Look for standard exclusions: public information, already-known info, independently developed work, and info received from a third party legally.

2. Duration of confidentiality
For most freelance work, 1–3 years after the project ends is typical. Indefinite obligations are more common for true trade secrets, not routine marketing or design data.

3. Use of information
You should be allowed to use confidential information only to perform the services. If the NDA says you can’t use related skills or general knowledge later, that’s too broad.

4. Return or destruction of materials
Some NDAs require you to delete or return all confidential materials at the end of the project. Make sure this is realistic given your backup systems and legal recordkeeping needs.

5. Remedies and liability
Watch for:

  • Unlimited liability for any breach
  • Obligations to pay for indirect or consequential damages

Many freelancers negotiate caps tied to the fees they earned under the project.


Using NDA examples as templates (without copying blindly)

It’s tempting to grab the best examples you find online and reuse them. There’s nothing wrong with using examples of freelance non-disclosure agreement examples as a starting point, but you should:

  • Adapt them to your industry and risk level.
  • Make sure they match your services agreement so the documents don’t contradict each other.
  • Have a qualified attorney review your go-to template at least once.

Law school and university legal clinics sometimes offer free or low-cost contract reviews for small businesses and freelancers. Checking with a local law school’s small business clinic (for example, many U.S. universities list these services on their .edu sites) can be a cost-effective way to sanity-check your NDA language.


FAQ: examples of freelance non-disclosure agreement examples

What’s a simple example of a freelance NDA I can use with small clients?
A simple example of a freelance NDA for small clients is a one-page, one-way agreement that: defines confidential information narrowly (for example, non-public business, technical, or marketing data), allows you to use the information only to perform services, lasts 1–2 years after the project ends, and includes standard exclusions for public or independently developed information. You can then pair that with a separate services contract that covers payment and IP.

Can I ask clients to sign my NDA instead of using theirs?
Yes. Many experienced freelancers maintain their own NDA template and send it with their proposal. Clients with heavy legal processes may insist on using their version, but having your own example of a freelance NDA gives you a baseline and makes it easier to spot when a client’s version is unusually aggressive.

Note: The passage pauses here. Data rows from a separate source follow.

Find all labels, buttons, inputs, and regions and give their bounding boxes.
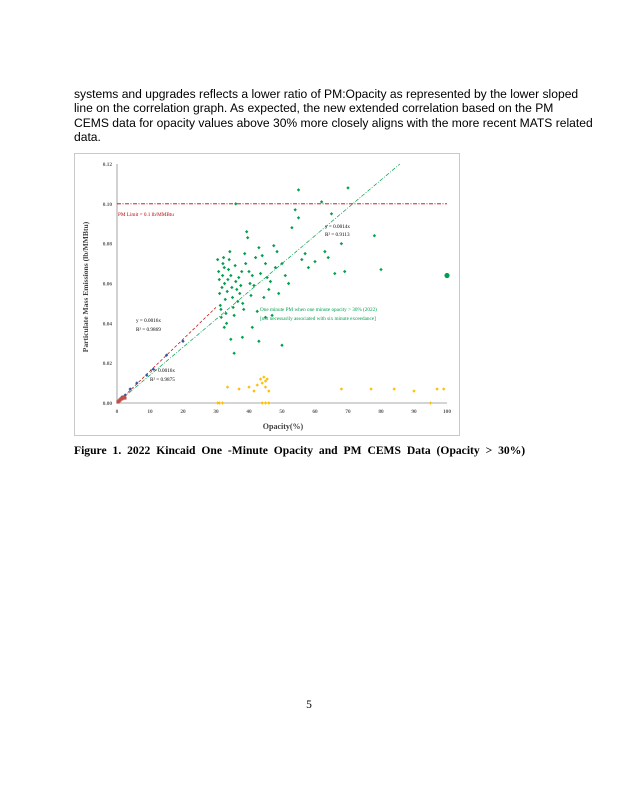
y-ticks — [103, 162, 113, 407]
data-point — [236, 300, 239, 303]
data-point — [123, 396, 126, 399]
data-point — [217, 270, 220, 273]
data-point — [237, 387, 240, 390]
data-point — [323, 250, 326, 253]
x-tick-label: 60 — [312, 409, 318, 415]
data-point — [272, 244, 275, 247]
x-tick-label: 30 — [213, 409, 219, 415]
x-ticks — [116, 409, 452, 415]
data-point — [264, 401, 267, 404]
y-axis-label: Particulate Mass Emissions (lb/MMBtu) — [81, 221, 90, 353]
data-point — [412, 389, 415, 392]
data-point — [252, 389, 255, 392]
data-point — [218, 292, 221, 295]
data-point — [320, 200, 323, 203]
data-point — [340, 242, 343, 245]
chart-frame — [74, 153, 460, 436]
data-point — [300, 258, 303, 261]
y-tick-label: 0.00 — [102, 401, 112, 407]
page-number: 5 — [306, 699, 312, 711]
data-point — [379, 268, 382, 271]
paragraph-line: systems and upgrades reflects a lower ratio of PM:Opacity as represented by the lower sloped — [74, 87, 579, 101]
x-tick-label: 90 — [411, 409, 417, 415]
data-point — [264, 262, 267, 265]
data-point — [226, 290, 229, 293]
data-point — [243, 252, 246, 255]
data-point — [287, 282, 290, 285]
data-point — [274, 266, 277, 269]
data-point — [267, 288, 270, 291]
data-point — [237, 276, 240, 279]
data-point — [280, 344, 283, 347]
data-point — [228, 250, 231, 253]
data-point — [257, 246, 260, 249]
data-point — [241, 336, 244, 339]
data-point — [230, 286, 233, 289]
y-tick-label: 0.06 — [102, 281, 112, 288]
data-point — [135, 381, 138, 384]
data-point — [290, 226, 293, 229]
green-series-note-line1: One minute PM when one minute opacity > 30% (2022) — [260, 307, 377, 313]
data-point — [129, 387, 132, 390]
data-point — [307, 266, 310, 269]
green-trend-equation: y = 0.0014x — [325, 224, 350, 230]
data-point — [220, 286, 223, 289]
data-point — [259, 272, 262, 275]
data-point — [226, 278, 229, 281]
data-point — [265, 276, 268, 279]
data-point — [297, 188, 300, 191]
data-point — [346, 186, 349, 189]
data-point — [262, 296, 265, 299]
data-point — [257, 340, 260, 343]
data-point — [226, 385, 229, 388]
data-point — [241, 302, 244, 305]
data-point — [249, 294, 252, 297]
data-point — [259, 377, 262, 380]
x-tick-label: 0 — [115, 409, 119, 415]
data-point — [220, 316, 223, 319]
data-point — [234, 280, 237, 283]
data-point — [442, 387, 445, 390]
data-point — [223, 282, 226, 285]
data-point — [240, 270, 243, 273]
data-point — [224, 298, 227, 301]
data-point — [261, 381, 264, 384]
data-point — [256, 310, 259, 313]
data-point — [269, 280, 272, 283]
data-point — [303, 252, 306, 255]
data-point — [369, 387, 372, 390]
x-axis-label: Opacity(%) — [262, 422, 304, 431]
data-point — [242, 308, 245, 311]
data-point — [238, 292, 241, 295]
data-point — [256, 383, 259, 386]
x-tick-label: 80 — [378, 409, 384, 415]
data-point — [251, 274, 254, 277]
data-point — [244, 262, 247, 265]
y-tick-label: 0.04 — [102, 321, 112, 328]
data-point — [333, 272, 336, 275]
data-point — [297, 216, 300, 219]
data-point — [393, 387, 396, 390]
data-point — [267, 401, 270, 404]
x-tick-label: 20 — [180, 409, 186, 415]
orange-trend-r2: R² = 0.9875 — [150, 377, 175, 383]
data-point — [246, 236, 249, 239]
orange-trend-equation: y = 0.0016x — [150, 368, 175, 374]
data-point — [373, 234, 376, 237]
data-point — [223, 326, 226, 329]
data-point — [343, 270, 346, 273]
data-point — [330, 212, 333, 215]
data-point — [264, 385, 267, 388]
data-point — [327, 256, 330, 259]
data-point — [435, 387, 438, 390]
paragraph-line: CEMS data for opacity values above 30% more closely aligns with the more recent MATS related — [74, 115, 593, 130]
data-point — [313, 260, 316, 263]
data-point — [245, 230, 248, 233]
data-point — [219, 304, 222, 307]
data-point — [239, 284, 242, 287]
data-point — [225, 322, 228, 325]
y-tick-label: 0.08 — [102, 241, 112, 248]
x-tick-label: 10 — [147, 409, 153, 415]
x-tick-label: 100 — [443, 409, 451, 415]
data-point — [221, 401, 224, 404]
data-point — [262, 375, 265, 378]
data-point — [261, 401, 264, 404]
y-tick-label: 0.10 — [102, 201, 112, 208]
x-tick-label: 40 — [246, 409, 252, 415]
data-point — [247, 385, 250, 388]
data-point — [229, 274, 232, 277]
data-point — [231, 296, 234, 299]
data-point — [229, 338, 232, 341]
data-point — [251, 326, 254, 329]
scatter-chart — [75, 154, 461, 437]
figure-caption: Figure 1. 2022 Kincaid One -Minute Opacity and PM CEMS Data (Opacity > 30%) — [74, 444, 526, 457]
data-point — [227, 268, 230, 271]
green-trend-r2: R² = 0.9113 — [325, 232, 350, 238]
data-point — [252, 284, 255, 287]
data-point — [228, 258, 231, 261]
data-point — [277, 292, 280, 295]
data-point — [267, 389, 270, 392]
data-point — [145, 373, 148, 376]
data-point — [232, 314, 235, 317]
data-point — [261, 254, 264, 257]
data-point — [247, 270, 250, 273]
data-point — [219, 308, 222, 311]
green-series-note-line2: [not necessarily associated with six minute exceedance] — [260, 316, 376, 322]
data-point-highlight — [444, 273, 449, 278]
data-point — [221, 274, 224, 277]
limit-line-label: PM Limit = 0.1 lb/MMBtu — [118, 212, 174, 218]
paragraph-line: line on the correlation graph. As expected, the new extended correlation based on the PM — [74, 101, 554, 116]
data-point — [294, 208, 297, 211]
data-point — [216, 258, 219, 261]
blue-trend-r2: R² = 0.9869 — [136, 327, 161, 333]
data-point — [221, 262, 224, 265]
data-point — [248, 282, 251, 285]
data-point — [284, 274, 287, 277]
paragraph-line: data. — [74, 129, 101, 144]
data-point — [254, 256, 257, 259]
data-point — [275, 250, 278, 253]
data-point — [224, 312, 227, 315]
x-tick-label: 50 — [279, 409, 285, 415]
y-tick-label: 0.02 — [102, 361, 112, 368]
data-point — [235, 288, 238, 291]
y-tick-label: 0.12 — [102, 162, 112, 168]
data-point — [429, 401, 432, 404]
data-point — [218, 278, 221, 281]
data-point — [223, 266, 226, 269]
blue-trend-equation: y = 0.0016x — [136, 318, 161, 324]
data-point — [222, 256, 225, 259]
data-point — [232, 352, 235, 355]
data-point — [340, 387, 343, 390]
data-point — [234, 202, 237, 205]
x-tick-label: 70 — [345, 409, 351, 415]
body-paragraph — [74, 87, 593, 144]
data-point — [233, 264, 236, 267]
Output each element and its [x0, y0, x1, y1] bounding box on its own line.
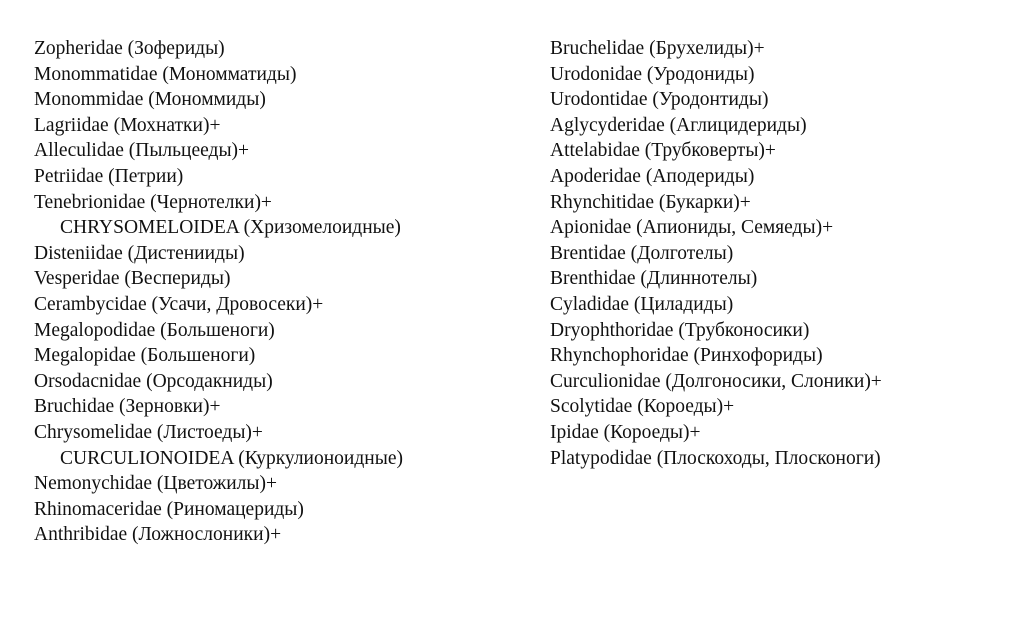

Are mutual NDAs better than one-way NDAs for freelancers?
Often, yes. Mutual NDAs recognize that you also bring proprietary methods, tools, or data to the relationship. In many examples of freelance non-disclosure agreement examples, mutual language is more balanced and encourages both sides to respect confidentiality. The tradeoff is that some large companies have standardized one-way NDAs and are slow to change them.

What are some red-flag examples in NDA clauses I should avoid?
Watch for examples that assign all your intellectual property to the client under the NDA itself, bans on working in your entire industry for long periods, unlimited liability for any breach, or language that claims ownership over ideas you develop outside the project. Those are signals to slow down, negotiate, or get legal advice.

Do I really need a lawyer to review every NDA?
Not necessarily. For small, low-risk projects, you may decide to accept standard language after you’ve seen enough examples to recognize the patterns. But for high-value, data-heavy, or long-term work, having a lawyer review at least the first few NDAs you sign can save you from long-term problems. Think of it as an investment in understanding the contract landscape you’re working in.


The bottom line: once you’ve seen a range of real examples of freelance non-disclosure agreement examples—from simple one-pagers to dense enterprise documents—you stop treating NDAs as mysterious “legal stuff” and start seeing them as another business tool you can negotiate. That’s where your leverage as a freelancer really starts.